Surveyors identified deficiencies in infection control practices related to enhanced barrier precautions (EBP) and urinary catheter care. For one resident with a diabetic foot ulcer and chronic kidney disease, a LPN performed wound care without donning a gown, despite a posted EBP sign and the availability of gloves and gowns in the room. Facility policy required the use of gloves and gowns for high-contact care activities such as wound care, but this protocol was not followed during the observed event. The LPN confirmed not wearing a gown prior to entering the resident's room. Additionally, another resident with an indwelling urinary catheter was observed multiple times with the urinary drainage bag lying flat on the floor, with the drainage spout touching the floor.
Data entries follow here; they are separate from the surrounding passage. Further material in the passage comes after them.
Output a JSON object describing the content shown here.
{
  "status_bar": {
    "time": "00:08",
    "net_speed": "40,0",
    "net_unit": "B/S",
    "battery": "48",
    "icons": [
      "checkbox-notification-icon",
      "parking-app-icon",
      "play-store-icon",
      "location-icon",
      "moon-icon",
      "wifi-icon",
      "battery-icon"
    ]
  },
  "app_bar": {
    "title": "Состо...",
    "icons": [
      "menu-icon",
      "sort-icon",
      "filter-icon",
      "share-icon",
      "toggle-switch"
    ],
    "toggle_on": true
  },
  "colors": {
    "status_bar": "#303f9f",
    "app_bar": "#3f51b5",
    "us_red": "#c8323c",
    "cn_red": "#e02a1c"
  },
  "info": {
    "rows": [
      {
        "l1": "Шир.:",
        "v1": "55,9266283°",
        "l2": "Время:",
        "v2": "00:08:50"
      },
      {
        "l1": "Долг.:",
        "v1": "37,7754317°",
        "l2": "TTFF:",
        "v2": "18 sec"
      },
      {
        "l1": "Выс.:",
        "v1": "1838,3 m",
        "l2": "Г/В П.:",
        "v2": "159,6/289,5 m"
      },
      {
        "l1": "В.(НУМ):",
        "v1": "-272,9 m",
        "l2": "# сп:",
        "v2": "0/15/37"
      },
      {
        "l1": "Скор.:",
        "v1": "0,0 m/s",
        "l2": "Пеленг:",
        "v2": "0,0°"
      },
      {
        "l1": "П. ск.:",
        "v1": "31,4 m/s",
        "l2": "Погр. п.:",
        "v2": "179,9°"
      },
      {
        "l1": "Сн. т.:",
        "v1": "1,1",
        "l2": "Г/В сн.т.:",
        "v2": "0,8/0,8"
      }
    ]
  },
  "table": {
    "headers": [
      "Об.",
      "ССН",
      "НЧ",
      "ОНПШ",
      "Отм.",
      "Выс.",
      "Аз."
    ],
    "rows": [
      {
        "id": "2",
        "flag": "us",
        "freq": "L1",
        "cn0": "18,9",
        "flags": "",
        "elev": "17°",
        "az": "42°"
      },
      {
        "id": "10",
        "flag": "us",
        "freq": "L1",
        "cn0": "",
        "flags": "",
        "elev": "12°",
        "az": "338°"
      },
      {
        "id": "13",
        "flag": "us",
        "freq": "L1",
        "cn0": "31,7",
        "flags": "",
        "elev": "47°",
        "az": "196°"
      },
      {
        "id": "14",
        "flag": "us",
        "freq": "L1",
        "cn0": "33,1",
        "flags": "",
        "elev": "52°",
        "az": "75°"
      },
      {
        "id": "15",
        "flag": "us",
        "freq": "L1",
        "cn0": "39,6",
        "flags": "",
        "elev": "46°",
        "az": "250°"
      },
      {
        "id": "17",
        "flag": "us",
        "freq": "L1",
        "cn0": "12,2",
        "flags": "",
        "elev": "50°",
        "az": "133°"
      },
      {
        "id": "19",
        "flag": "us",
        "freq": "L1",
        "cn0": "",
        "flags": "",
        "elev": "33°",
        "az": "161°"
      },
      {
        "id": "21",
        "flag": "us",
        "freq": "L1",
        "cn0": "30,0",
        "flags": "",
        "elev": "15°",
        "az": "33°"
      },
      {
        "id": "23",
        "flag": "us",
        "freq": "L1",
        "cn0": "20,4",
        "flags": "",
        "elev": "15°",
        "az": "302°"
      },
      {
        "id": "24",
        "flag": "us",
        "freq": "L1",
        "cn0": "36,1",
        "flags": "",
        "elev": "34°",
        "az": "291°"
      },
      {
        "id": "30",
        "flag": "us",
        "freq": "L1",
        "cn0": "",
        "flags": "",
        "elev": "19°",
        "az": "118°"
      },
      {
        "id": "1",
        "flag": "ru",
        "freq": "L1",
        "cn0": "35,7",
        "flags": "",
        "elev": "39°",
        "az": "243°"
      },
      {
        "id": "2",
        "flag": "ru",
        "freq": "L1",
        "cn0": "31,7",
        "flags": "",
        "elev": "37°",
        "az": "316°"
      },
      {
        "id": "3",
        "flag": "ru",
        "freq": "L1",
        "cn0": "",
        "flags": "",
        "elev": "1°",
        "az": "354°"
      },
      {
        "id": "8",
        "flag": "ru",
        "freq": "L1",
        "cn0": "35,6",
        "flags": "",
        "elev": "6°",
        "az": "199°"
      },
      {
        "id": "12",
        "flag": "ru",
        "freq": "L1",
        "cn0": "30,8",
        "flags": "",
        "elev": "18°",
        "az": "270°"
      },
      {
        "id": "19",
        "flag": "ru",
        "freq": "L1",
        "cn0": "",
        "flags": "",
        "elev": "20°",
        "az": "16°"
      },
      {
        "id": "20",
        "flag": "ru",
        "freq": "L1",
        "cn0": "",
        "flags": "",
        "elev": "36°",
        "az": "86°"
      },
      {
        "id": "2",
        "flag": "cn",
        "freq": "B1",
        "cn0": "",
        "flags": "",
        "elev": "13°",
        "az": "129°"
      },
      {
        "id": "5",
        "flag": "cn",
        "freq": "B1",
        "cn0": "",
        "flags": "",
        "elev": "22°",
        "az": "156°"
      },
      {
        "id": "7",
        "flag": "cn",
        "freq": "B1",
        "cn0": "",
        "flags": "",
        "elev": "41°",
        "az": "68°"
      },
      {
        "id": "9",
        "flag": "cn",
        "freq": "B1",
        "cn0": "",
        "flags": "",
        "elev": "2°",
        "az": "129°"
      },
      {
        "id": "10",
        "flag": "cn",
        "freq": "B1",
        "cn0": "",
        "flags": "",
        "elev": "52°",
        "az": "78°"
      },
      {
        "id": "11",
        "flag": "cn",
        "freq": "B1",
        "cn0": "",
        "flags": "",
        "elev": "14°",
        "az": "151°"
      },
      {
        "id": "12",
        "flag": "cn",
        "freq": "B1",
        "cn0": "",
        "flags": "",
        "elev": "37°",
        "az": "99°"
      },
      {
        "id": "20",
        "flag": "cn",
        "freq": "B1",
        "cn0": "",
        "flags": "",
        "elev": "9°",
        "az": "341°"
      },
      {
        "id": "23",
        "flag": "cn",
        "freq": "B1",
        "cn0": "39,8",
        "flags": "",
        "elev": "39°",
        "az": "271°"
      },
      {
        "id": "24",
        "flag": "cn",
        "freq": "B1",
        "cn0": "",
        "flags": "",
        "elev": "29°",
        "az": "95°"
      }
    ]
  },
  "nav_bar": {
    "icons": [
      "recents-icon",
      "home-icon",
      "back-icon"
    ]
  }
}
Facility staff confirmed that the urinary drainage bag should not be on the floor, as per infection control standards. Both incidents were confirmed through staff interviews and direct observation, indicating a failure to adhere to established infection prevention and control policies.

Plan Of Correction

Director of Nursing or designee will provide education to all nursing staff on Infection Control and Enhanced Barrier Precautions. Education will include catheter care and placement. All education will be completed by 08/30/2025. Identified resident's, R4, catheter bag was removed from the floor immediately and staff working the hall were educated. All residents with a catheter were checked to ensure that their catheter bag was properly placed. Nurse that provided wound care was immediately educated. Resident R9 was monitored for signs and symptoms of infection for five days. Ongoing compliance will be monitored by Director of Nursing or designee by observing nursing staff following enhanced barrier requirements on 10% of residents with orders for enhanced barrier precautions one time per day 3x week for 2 weeks, one time per day weekly for 2 weeks and one time per day monthly for 2 months. Audits shall cover all shifts and all residents with orders for enhanced barrier precautions. Director of Nursing or designee will do an audit all residents with catheters will be checked to ensure the catheter bags are not placed on the floor one time per day 3x week for 2 weeks, one time per day weekly for 2 weeks and then one time per day monthly for 2 months. Audits shall cover all shifts and all residents with orders for a catheter. Findings will be reviewed in monthly Quality Assurance and Performance Improvement meetings.